My best friend and I were also inseperable from 2nd grade until our senior year, then we just drifted apart. I was growing up and she wasnt. I see her every once in a while, but there just insn't that closeness like there used to be. I think back on how great things were and she will always be my best friend from school, but I have different friends now.

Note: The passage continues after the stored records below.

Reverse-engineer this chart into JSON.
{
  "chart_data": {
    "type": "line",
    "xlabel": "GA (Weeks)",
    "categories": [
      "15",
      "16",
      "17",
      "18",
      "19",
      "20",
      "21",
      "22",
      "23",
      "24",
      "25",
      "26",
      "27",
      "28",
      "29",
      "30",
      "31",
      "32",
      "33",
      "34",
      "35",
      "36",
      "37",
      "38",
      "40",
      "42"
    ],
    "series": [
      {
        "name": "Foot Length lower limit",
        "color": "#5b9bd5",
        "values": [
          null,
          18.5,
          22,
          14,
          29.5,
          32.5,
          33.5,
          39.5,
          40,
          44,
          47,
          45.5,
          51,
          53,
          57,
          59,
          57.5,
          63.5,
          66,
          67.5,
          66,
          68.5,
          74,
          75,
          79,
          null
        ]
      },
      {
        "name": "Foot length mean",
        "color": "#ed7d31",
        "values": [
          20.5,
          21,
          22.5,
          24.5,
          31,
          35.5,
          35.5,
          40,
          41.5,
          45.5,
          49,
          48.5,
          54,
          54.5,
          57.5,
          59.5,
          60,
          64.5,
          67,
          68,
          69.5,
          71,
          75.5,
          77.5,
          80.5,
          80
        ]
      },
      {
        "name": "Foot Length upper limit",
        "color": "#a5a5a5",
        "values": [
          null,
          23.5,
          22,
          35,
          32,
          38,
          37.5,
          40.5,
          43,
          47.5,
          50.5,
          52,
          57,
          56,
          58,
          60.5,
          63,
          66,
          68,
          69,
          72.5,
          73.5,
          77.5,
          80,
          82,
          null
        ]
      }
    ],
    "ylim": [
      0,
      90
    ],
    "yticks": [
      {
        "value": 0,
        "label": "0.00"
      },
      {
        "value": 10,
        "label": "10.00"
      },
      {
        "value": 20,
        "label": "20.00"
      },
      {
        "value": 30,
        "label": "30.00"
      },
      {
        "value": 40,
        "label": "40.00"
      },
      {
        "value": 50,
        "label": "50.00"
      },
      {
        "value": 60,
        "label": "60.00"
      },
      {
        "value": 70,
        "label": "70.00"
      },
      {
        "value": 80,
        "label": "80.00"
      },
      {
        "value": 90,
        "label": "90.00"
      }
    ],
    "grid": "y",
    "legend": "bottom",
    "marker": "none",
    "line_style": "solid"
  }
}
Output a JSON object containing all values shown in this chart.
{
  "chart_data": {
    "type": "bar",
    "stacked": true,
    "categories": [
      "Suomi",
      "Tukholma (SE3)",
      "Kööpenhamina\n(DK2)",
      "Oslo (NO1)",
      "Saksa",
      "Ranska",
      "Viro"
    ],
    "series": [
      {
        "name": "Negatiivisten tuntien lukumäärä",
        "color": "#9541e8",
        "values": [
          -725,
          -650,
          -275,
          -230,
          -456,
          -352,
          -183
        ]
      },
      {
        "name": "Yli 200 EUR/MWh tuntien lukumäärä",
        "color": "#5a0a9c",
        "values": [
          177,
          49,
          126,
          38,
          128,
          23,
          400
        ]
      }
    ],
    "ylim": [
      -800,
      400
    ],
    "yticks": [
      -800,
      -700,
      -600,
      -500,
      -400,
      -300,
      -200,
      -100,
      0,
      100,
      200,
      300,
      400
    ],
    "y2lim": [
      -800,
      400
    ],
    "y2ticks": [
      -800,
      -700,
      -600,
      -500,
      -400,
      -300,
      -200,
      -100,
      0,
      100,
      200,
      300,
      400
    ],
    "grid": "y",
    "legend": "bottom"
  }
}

I'm sure whatever decision you make, it will be the right one for you.

VenusA423
09-09-2003, 07:11 AM
If it was me and I had been friends with this person for that long of a time, I would tell her how I feel. However it turned out, at least you would know and tried. Instead of just forgetting about the friendship and always wondering why it ended like that. I have a friend that I've been friends with since jr. high. Then I moved and I hadn't seen her in over 9 years. We kept in touch for the most part. Then I moved here and she's only a few hours away now. We don't talk often, but we get together when she's in town. We both have lives and even just seeing her a couple days every few months is great. Hope you figure out what is best for you.

badswife
09-09-2003, 09:34 AM
thanks i think i am gonna write her a letter

jaybird
09-09-2003, 09:39 AM
This happens a lot. I'm not 'in touch' with most my high school friends, even those I was friends with since kindergarten. As we grow, our lives take different paths. If we're lucky, we take a friend or two along for the ride, but sadly, most the time, lives change, people change and we have a lot of great memories. I did make contact with a friend from HS that I was attached to the hip to. She introduced Stubby & I. Stubby actually ran into her after nearly 30 years at a drag race near Chicago a couple summers ago. I get conflicting stories from him and my bil, but seems some certain female was HITTING on my husband! ROFLMSAO! She called, we talked for hours on the phone. No thanks, I really don't want to see her or rekindle an old friendship. We have turned into two totally different people!

Even at 23 my dot is seeing the same thing happen. She's still in contact with some HS friends, but only one (from 3rd grade on) is she still best friends with. In fact, they live together now and are more like sisters than friends. The others? Things change. Her closest friends are 3 girls from college, Shanna and her 'new friends' that she met in med school.

((((( )))))

Ladytiger
09-09-2003, 02:08 PM
That's one of life's lessons that is hard to swallow.
My DD is going to be 14 in a few days, she is seeing that happen with the kids that she went to elementary school with. People change, attitudes, and likeness changes.
If you feel that you can talk to her about it, get together and talk. Otherwise, just take the memories and move on.